A former employee of Florida’s Agency for Health Care
Administration (AHCA) was sentenced today to 57 months in prison for accepting
bribes in exchange for providing confidential information about health care
facilities that received Medicare and Medicaid funds.
Acting Assistant Attorney General John P. Cronan of the
Justice Department’s Criminal Division, Acting U.S. Attorney Benjamin G.
Greenberg of the Southern District of Florida, Special Agent in Charge George
L. Piro of the FBI’s Miami Field Office and Special Agent in Charge Shimon R.
Richmond of the U.S. Department of Health and Human Services Office of
Inspector General’s (HHS-OIG) Miami Regional Office made the announcement.
Bertha Blanco, 66, of Miami, Florida, was sentenced by U.S.
District Judge Ursula Ungaro of the Southern District of Florida. Judge Ungaro also ordered Blanco to pay
$441,000 in restitution and to forfeit $100,000, which represents the gross
proceeds traced to Blanco’s commission of the offense. Blanco pleaded guilty on Oct. 13 to one count
of bribery concerning a program receiving federal funds.
AHCA’s Division of Health Quality Assurance is responsible for
the licensure and regulation of health care facilities in Florida that receive
Medicare and Medicaid funds, including skilled nursing facilities (SNFs),
assisted living facilities (ALFs) and home health agencies (HHAs). As part of her guilty plea, Blanco, who was
employed by AHCA for approximately 30 years, admitted that, from at least 2007
through June 2015, she solicited and received thousands of dollars of cash
bribes from Miami-area owners of SNFs, ALFs and HHAs, and intermediaries
working with them, in exchange for providing the purchasers with sensitive,
nonpublic AHCA reports and information related to their facilities. The information included the schedules of
future unannounced inspections by AHCA surveyors and previously undisclosed
patient complaints filed with AHCA.
Blanco knew that the information she provided in exchange for bribes
could ultimately be used to fabricate and falsify medical paperwork and to
temporarily remedy deficiencies so that AHCA would not discover lapses in
patient care and revoke the licenses of the facilities that had received the
information.
The purchasers of information provided by Blanco included
Philip Esformes, Isabel Lopez, Gustavo Mustelier, Gabriel Delgado, Guillermo
Delgado, and Sila Luis. Esformes is awaiting
trial, presently scheduled for March 2018, on numerous charges related to
health care fraud, wire fraud, kickbacks, money laundering, bribery, and
obstruction of justice. Lopez and
Mustelier pleaded guilty in May 2017 to conspiracy to defraud the United States
and are awaiting sentencing.
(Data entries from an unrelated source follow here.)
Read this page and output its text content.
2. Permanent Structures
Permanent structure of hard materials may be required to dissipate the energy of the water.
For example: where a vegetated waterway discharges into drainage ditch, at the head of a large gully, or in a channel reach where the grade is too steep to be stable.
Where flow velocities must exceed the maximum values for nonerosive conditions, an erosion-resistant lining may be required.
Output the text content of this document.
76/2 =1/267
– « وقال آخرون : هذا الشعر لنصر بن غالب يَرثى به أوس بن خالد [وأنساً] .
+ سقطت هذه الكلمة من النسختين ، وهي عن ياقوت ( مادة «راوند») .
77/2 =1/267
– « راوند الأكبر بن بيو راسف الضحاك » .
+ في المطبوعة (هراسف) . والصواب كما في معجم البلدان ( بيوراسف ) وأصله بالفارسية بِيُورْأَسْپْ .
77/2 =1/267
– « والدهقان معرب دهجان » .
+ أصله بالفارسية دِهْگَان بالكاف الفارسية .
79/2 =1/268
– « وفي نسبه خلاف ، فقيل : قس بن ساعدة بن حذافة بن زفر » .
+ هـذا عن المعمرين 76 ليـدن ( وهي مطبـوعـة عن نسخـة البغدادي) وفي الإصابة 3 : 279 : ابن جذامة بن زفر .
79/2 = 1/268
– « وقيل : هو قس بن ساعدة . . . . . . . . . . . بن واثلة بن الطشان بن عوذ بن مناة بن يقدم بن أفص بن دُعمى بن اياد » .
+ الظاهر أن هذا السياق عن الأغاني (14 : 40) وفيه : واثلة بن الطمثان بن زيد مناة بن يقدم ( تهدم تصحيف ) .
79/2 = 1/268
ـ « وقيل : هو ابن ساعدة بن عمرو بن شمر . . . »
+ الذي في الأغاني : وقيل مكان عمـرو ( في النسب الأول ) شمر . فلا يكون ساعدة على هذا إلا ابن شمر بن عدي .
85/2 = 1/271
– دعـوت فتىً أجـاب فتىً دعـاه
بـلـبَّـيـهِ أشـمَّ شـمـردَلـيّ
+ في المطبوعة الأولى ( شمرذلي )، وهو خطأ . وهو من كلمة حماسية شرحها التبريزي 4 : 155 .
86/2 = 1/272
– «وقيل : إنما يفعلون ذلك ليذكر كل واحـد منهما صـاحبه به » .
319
Gabriel
Delgado pleaded guilty in 2015 to money laundering and was sentenced to 55
months in prison. Guillermo Delgado
pleaded guilty in 2015 to conspiracy to distribute a controlled substance and
was sentenced to 110 months in prison.
Luis pleaded guilty in June 2017 to conspiracy to commit health care
fraud and was sentenced to 80 months in prison.
The FBI and HHS-OIG investigated this case. Trial Attorneys David Snider, Elizabeth Young
and Drew Bradylyons of the Criminal Division’s Fraud Section are prosecuting
the case.
An indictment is merely an allegation and all defendants are
presumed innocent until proven guilty beyond a reasonable doubt in a court of
law.
The Fraud Section leads the Medicare Fraud Strike Force,
which is part of a joint initiative between the Department of Justice and HHS
to focus their efforts to prevent and deter fraud and enforce current
anti-fraud laws around the country. The
Medicare Fraud Strike Force operates in nine locations nationwide. Since its inception in March 2007, the
Medicare Fraud Strike Force has charged over 3,500 defendants who collectively
have falsely billed the Medicare program for over $12.5 billion.